Is Matter Concentrated Energy?
Would you have any objection to postulating that all matter is a form of concentrated energy (E = mcc), and that all energy is aware-ized?
I agree in a sense but I think we can go further than that. I would say that energy is nothing except awareness in the efferent-output mode (motive), and matter is awareness in the afferent-input mode (sense). E=mc² gives us the measure of how the two modes relate to each other. When we talk about energy, we are referring to a quality of dynamism of experienced events to persist through time and across space. The idea that matter is concentrated energy is more true if we mean concentrated in time than concentrated in space as density.
To say that matter is concentrated energy conjures an image of a bright glowing haze being squeezed into a particle, which I think we could say is figuratively true, but not literally. It is *as if* that were happening as far as particles can be destroyed and there is an explosive dynamism produced in surrounding matter, but I don’t think that there is actually any bright glowing haze to begin with. If we use a sense-based model instead, with energy as nothing more or less than the experience-behavior of things (particles, objects, cells, bodies), so that empty space cannot in any way contain energy, I think it makes more sense in addressing our experience, and no less sense as far as interpreting physics. Energy is a notational concept of how things happen to matter statistically, but I think our mistake is to model it as a pseudosubstance that literally exists.
Instead, energy condenses as matter not through space but through time. It is not frozen energy but an accumulated history which has been perceptually collapsed due to the defining conditions of our subjectivity. We see a slice of the whole history of the thing from the outside as a 3D object.
Remember too that both fission and fusion produce energy. Most of that energy is not from particles being turned into energy but from mass being lost as nuclei either “move into the same apartment together” under fusion and thus save on “rent”, or in fission by breaking up big businesses by selling off divisions. It’s interesting that it works both way – apparently because of the Iron Peak: Matter lighter than iron wants to be heavier – it’s looking for roommates. Matter heavier than iron wants to get rid of employees. That’s my goofy understanding anyhow. I think that particles can actually be lost but the amount of energy generated by that is surprisingly low. The power is in changing the relation of materials, not in converting them directly to energy.

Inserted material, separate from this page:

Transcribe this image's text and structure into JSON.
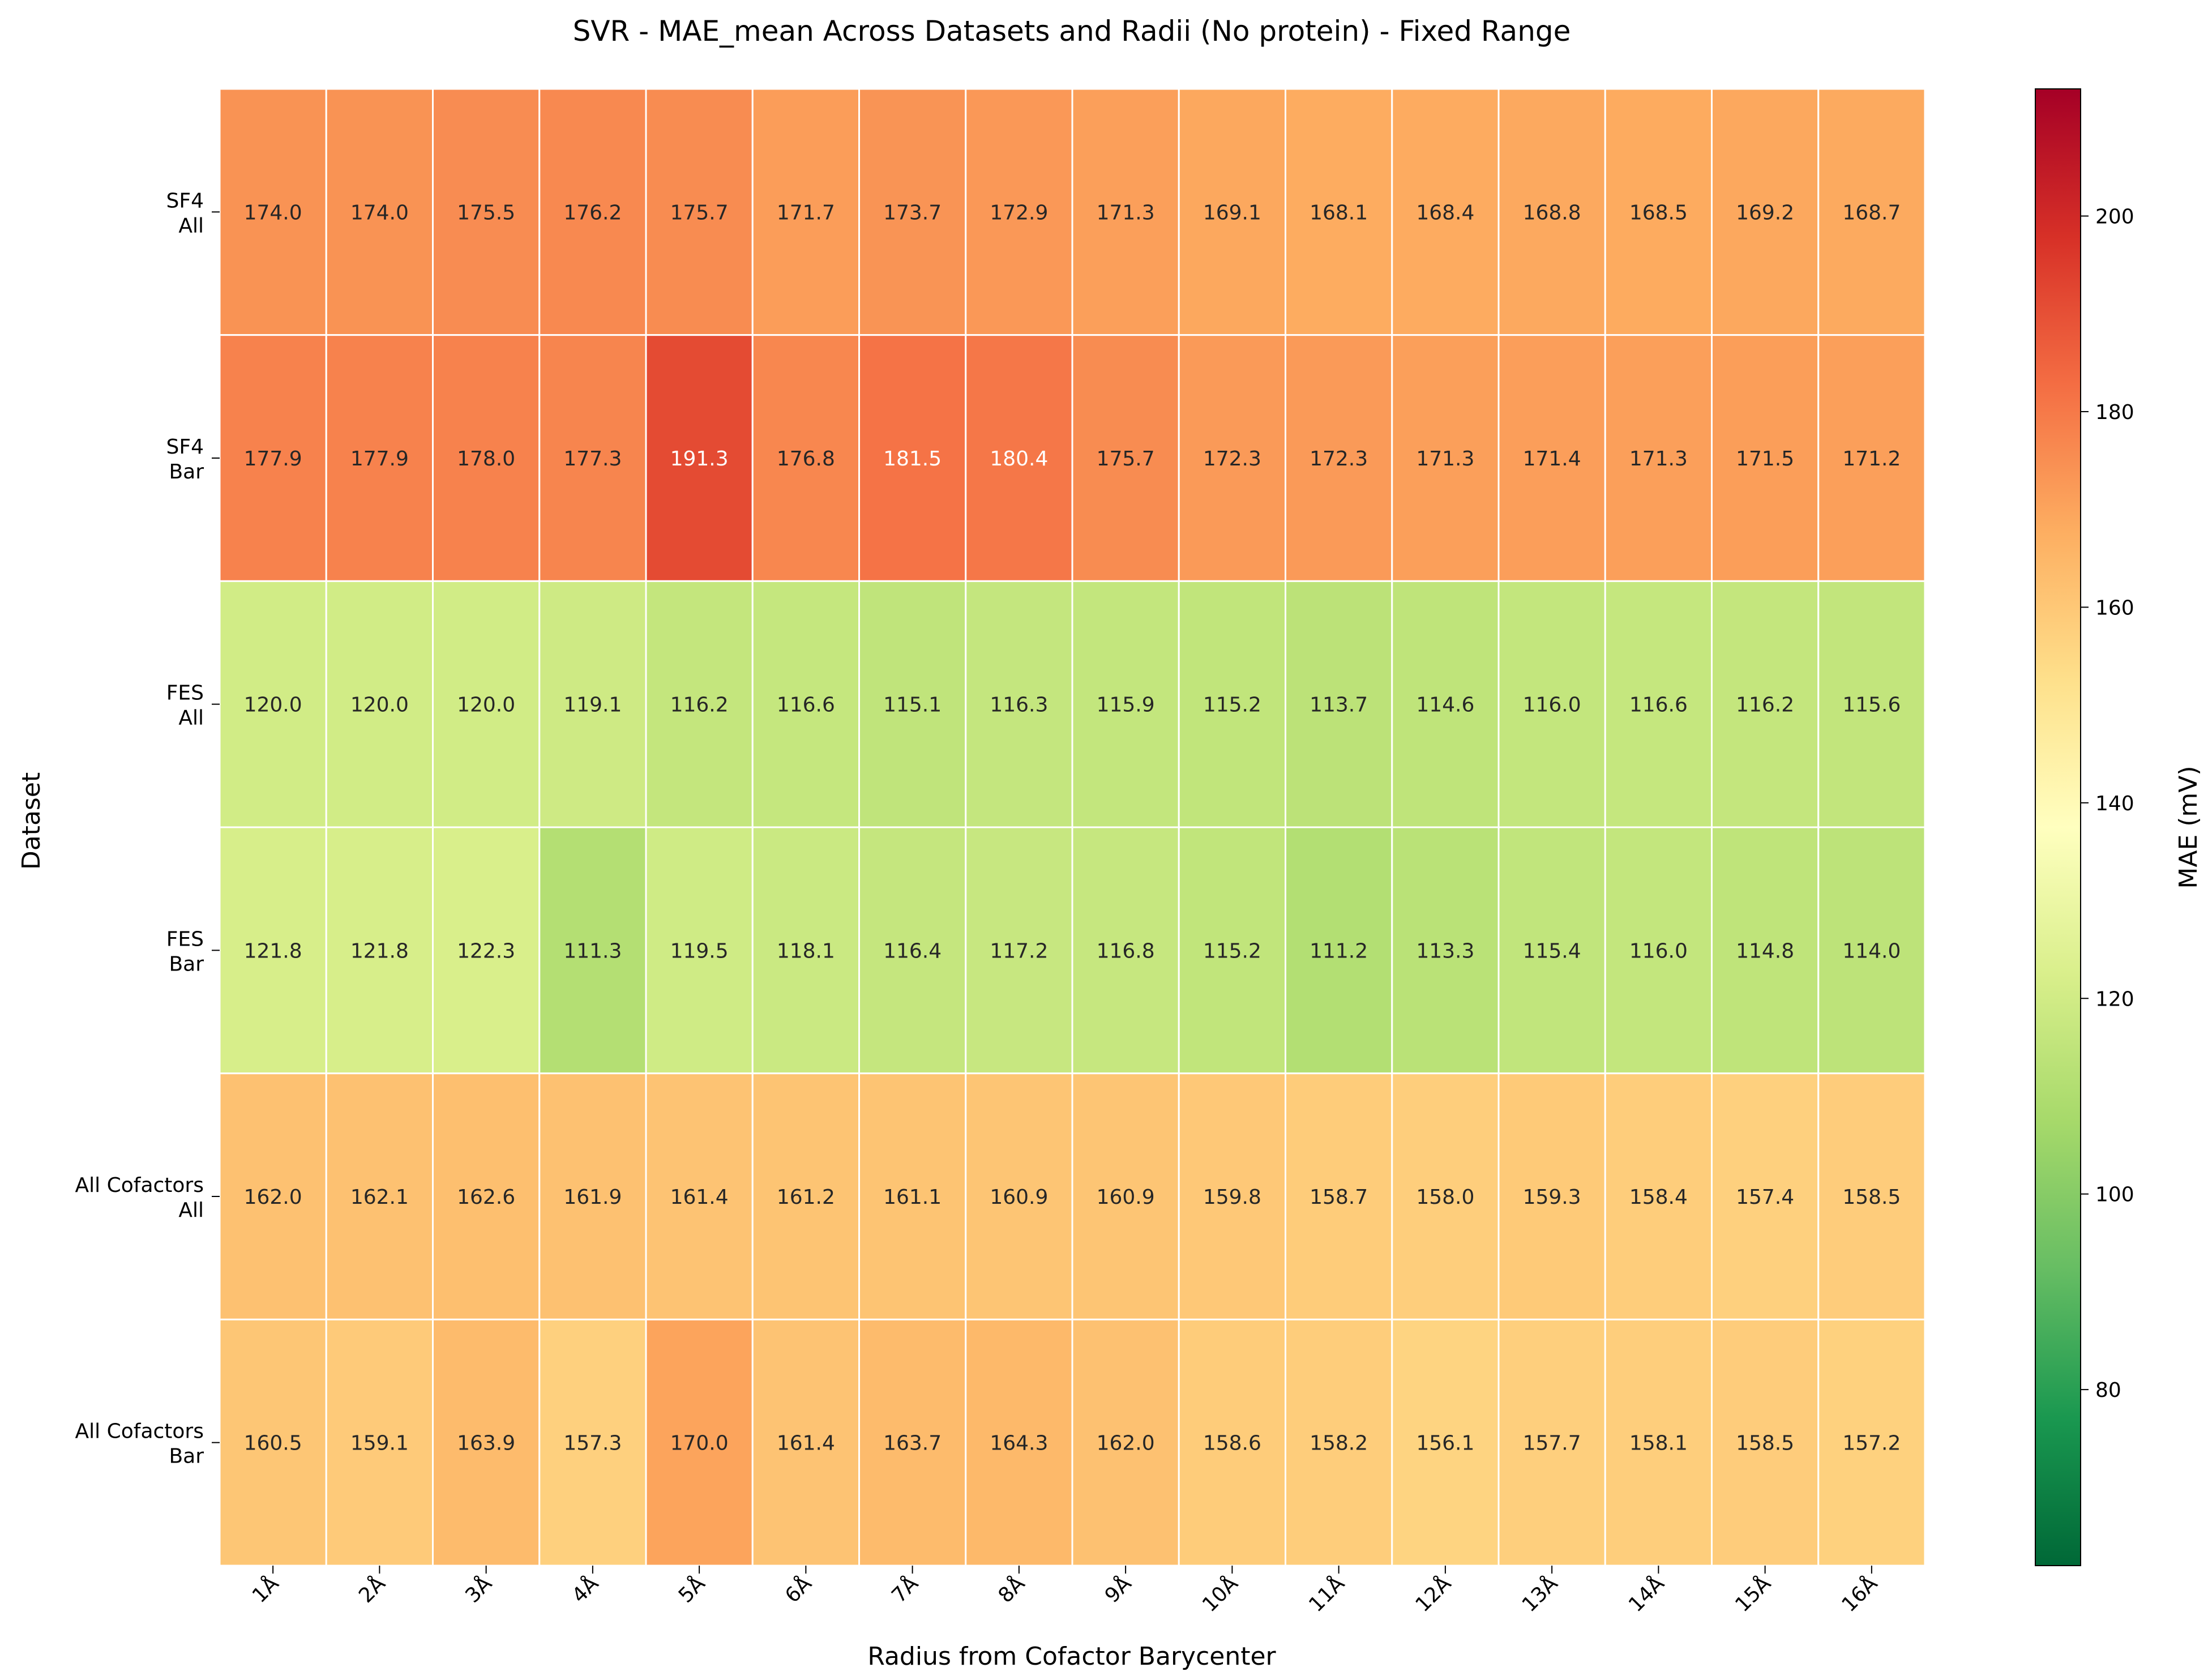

It’s really a whole different way of looking at energy that I’m trying to get across. Once we can let go of our inherited 20th century models of energy and try out the sense-primitive model instead, I think we recover a great deal of our native realism. We experience energy directly. We see light, we feel heat, we hear sound. None of those things can be described in any meaningful way as objects in space. Our instruments and observations only tell us what they are experiencing, how the event changes them. The 20th century gave us a brilliant unifying vision of energy as an underlying quantitative omnipotence, but I think that is only true in the most physical and qualitatively flat sense.
I think a new understanding of energy must recognize the disunity of sense channels; the qualitative deepening of material experiences driven from top down significance attraction as well as bottom up accumulation. By breaking up the monolith of physics, we unify the outermost definition of the cosmos with the definitions which are evolving within (biology, neurology, anthropology, psychology, etc.). By breaking up Einsteinian spacetime relativity into sense-motive perception, we unify qualitative subjectivity with quantitative objectivity.